Somehow, of course, when natural disasters occur in the "good" red states, these are tragedies which are horrible, and which we all need to try and do our part to help alleviate the situation. Some of them even suggest - apparently with a straight face - that the elites (by which they presumably mean liberals or Democrats) have machines which control the weather, and so they are responsible for these disasters, much like they are apparently responsible for the Los Angeles wildfires.

I will say it again: we need to grow up in this country, collectively. This kind of conduct and thinking should be beneath us. It should not be tolerated, and it is unbecoming of thinking adults, frankly. 

Despicable. 

Also, incredibly ugly. You know, I am not the most religious person, admittedly. But if anything, when I see the conduct (often very public, and too often without any sense of humanity or shame, frankly), it makes me run the other way from those people claiming to be religious There are some good people who take their religious faith seriously. We just lost Jimmy Carter, who seemed like such a person.
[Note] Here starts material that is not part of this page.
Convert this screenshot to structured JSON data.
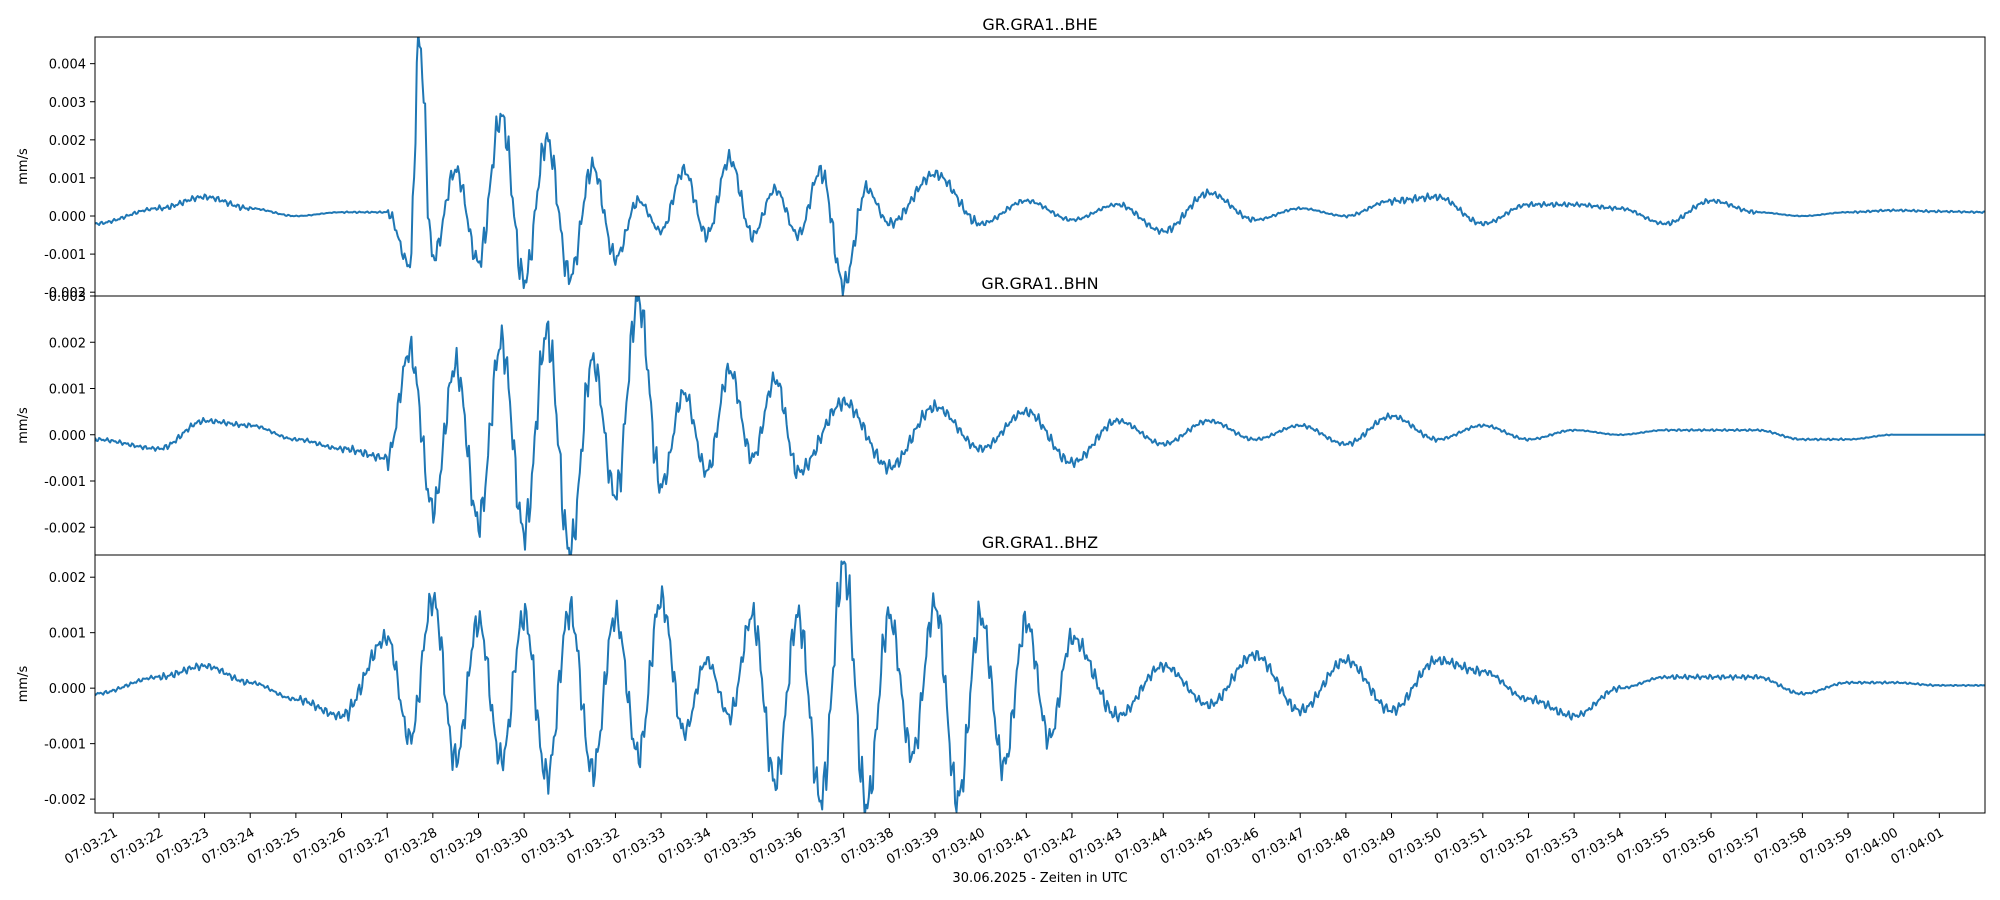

He believed in his religion, and tried to practice his beliefs, both in his everyday conduct, as well as what he did to contribute to making the world a better place, like building homes for poor people. That, to me, is what Christianity should be about. What I have read of Jesus and his words in the Bible, it seems like that is what He would do. But this petty finger pointing and blaming the victims, and mocking them, all the while proclaiming themselves to be of some kind of superficial moral high ground?

No, sorry. That's not for me. The audacity. The level of arrogance and entitlement that they betray time and time again. That kind of religion has indeed become very popular in the United States in recent decades. But it's nothing that I want any part of, frankly. And I say that basing it on the conduct which I have seen far, far too many of the practitioners engaging in. 

Really, there are no words which I can say which could possibly make the situation better. I am not a man who has much in the way of faith, at least in terms of established religions. So I will not say anything about sending prayers, which is the common sentiment that most people share.

However, I will say that my heart goes out to all of those affected by these horrific wildfires. My sincere hope is that the fires are out soon, and that life returns to relative normality in the near future there. I will look to see if there is a good charity to contribute to, so that I can do my part to help out.